Les forces de l’ordre ont dispersé une manifestation non autorisée dimanche à Casablanca, a-t-on constaté sur place. Près de quatre cents personnes s’étaient rassemblées en milieu d’après-midi dans le quartier casablancais de Sbata, avant que les forces de l’ordre n’interviennent pour les disperser. Des blessés légers ont été enregistrés parmi les manifestants et les forces de l’ordre. Par la suite, les habitants du quartier Sbata sont sortis de chez eux pour appeler les forces de l’ordre à assurer leur sécurité et protester contre les désagréments que leur causent les manifestations à répétition observées par quelques mouvements, dont certains ne sont pas légalement reconnus.
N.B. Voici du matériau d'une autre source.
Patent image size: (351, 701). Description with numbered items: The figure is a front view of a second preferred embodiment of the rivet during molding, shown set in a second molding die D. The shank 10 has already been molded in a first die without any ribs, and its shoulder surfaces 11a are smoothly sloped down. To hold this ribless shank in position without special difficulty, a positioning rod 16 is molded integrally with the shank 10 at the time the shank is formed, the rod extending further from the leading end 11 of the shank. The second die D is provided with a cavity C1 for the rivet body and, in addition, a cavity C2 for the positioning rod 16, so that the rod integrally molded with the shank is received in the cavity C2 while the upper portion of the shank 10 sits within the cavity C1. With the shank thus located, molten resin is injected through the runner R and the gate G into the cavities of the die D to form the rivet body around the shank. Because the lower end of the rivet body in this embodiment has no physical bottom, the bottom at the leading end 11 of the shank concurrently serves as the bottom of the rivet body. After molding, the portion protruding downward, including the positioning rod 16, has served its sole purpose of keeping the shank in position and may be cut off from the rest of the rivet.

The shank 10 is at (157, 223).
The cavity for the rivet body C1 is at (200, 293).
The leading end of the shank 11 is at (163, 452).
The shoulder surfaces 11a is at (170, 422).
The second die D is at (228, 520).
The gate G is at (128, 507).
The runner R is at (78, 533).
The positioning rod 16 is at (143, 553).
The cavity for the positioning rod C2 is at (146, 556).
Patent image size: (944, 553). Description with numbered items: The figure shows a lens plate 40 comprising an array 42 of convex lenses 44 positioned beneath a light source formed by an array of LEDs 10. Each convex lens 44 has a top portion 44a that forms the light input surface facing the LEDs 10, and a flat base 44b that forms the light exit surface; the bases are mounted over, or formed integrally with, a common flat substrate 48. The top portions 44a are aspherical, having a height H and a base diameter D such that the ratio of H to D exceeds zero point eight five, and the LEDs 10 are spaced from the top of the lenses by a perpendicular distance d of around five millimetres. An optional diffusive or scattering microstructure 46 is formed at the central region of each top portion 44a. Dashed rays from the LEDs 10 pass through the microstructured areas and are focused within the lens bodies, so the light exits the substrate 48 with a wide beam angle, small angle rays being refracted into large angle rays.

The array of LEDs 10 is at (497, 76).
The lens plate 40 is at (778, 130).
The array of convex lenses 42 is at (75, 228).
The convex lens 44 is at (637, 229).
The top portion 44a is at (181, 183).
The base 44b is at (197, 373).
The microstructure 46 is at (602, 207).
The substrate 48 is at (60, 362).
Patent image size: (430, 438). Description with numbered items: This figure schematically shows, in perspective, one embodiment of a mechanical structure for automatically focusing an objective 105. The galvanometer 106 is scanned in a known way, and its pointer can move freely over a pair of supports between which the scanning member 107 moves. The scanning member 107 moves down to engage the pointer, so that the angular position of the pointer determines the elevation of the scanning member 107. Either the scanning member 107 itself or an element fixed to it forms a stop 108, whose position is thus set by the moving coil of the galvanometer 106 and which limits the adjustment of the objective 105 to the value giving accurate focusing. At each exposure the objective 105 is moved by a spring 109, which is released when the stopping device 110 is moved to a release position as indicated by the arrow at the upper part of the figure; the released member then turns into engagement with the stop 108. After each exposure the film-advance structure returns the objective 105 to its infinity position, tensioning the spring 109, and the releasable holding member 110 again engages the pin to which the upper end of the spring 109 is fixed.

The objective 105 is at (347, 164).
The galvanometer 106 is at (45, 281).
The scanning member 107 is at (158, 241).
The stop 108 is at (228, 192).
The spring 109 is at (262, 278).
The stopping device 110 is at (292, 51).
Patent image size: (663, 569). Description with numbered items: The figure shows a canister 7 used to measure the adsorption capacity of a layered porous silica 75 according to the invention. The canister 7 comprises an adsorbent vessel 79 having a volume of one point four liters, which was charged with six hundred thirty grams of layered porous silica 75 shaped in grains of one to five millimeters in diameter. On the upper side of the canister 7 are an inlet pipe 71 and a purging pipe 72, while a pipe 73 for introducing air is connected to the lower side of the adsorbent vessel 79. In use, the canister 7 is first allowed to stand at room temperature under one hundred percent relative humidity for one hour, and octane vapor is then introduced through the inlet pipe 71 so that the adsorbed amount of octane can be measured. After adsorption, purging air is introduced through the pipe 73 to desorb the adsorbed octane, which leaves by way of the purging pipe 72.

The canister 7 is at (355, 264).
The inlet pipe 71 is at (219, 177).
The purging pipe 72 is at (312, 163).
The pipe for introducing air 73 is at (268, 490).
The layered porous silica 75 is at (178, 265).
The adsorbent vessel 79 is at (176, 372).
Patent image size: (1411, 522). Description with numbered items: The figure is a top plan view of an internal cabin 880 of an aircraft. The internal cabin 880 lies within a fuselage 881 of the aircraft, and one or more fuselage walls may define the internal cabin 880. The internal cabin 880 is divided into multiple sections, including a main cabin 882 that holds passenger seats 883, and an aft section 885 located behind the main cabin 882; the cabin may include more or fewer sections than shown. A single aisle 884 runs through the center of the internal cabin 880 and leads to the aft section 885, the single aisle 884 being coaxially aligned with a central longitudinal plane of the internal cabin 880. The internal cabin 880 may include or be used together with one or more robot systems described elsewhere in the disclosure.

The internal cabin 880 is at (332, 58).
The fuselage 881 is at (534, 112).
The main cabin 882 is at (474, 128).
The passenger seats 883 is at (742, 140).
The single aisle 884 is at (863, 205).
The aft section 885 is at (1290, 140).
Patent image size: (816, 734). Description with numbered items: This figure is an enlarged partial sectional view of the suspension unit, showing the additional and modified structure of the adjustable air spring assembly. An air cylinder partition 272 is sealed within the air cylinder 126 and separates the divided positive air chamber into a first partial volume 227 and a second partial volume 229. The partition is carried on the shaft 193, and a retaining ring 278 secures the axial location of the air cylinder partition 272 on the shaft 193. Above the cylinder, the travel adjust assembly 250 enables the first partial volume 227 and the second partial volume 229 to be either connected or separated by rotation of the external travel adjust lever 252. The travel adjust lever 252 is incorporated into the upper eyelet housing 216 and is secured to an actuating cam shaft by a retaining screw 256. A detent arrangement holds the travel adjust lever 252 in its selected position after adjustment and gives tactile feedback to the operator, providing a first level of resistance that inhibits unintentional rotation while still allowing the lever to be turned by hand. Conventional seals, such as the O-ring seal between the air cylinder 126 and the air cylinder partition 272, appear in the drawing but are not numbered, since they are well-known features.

En outre, plusieurs banderoles ont été brandies ou collées aux murs appelant à l’ordre et à l’arrêt de l’anarchie et de l’occupation de la voie publique, qui caractérisent ces manifestations depuis plusieurs semaines. Même scénario à Fès, où un groupuscule a tenté d’organiser une marche sans autorisation préalable au quartier Aouint El Hajjaj, mais des habitants du quartier les en ont empêchés. Par ailleurs, des dizaines de jeunes et de commerçants du quartier de Sbata à Casablanca ont dénoncé, dimanche, les troubles et les pertes affectant leurs affaires, en raison des marches à répétition ayant pris pour théâtre l’arrondissement pour la deuxième semaine consécutive. Des groupes de jeunes du quartier, brandissant le drapeau national, avaient entonné l’hymne national et scandé des slogans contre une marche, non autorisée, que les initiateurs entendaient organiser vers 18 h sur le boulevard Commandant Driss El Harti, principal axe commerçant de ce quartier densément peuplé. Ils ont aussi arboré des pancartes appelant à l’ordre et à l’arrêt de l’anarchie et de l’occupation de la voie publique. Des commerçants et tenanciers de cafés du quartier ont aussi dénoncé ces manifestations à répétition, qui se sont déroulées dans leur quartier pour la deuxième fois en huit jours. Ils ont également déployé des banderoles à la devanture de leurs magasins et commerces dénonçant les désagréments causés par ces manifestations et exigeant, entre autres, la préservation de leurs moyens de subsistance.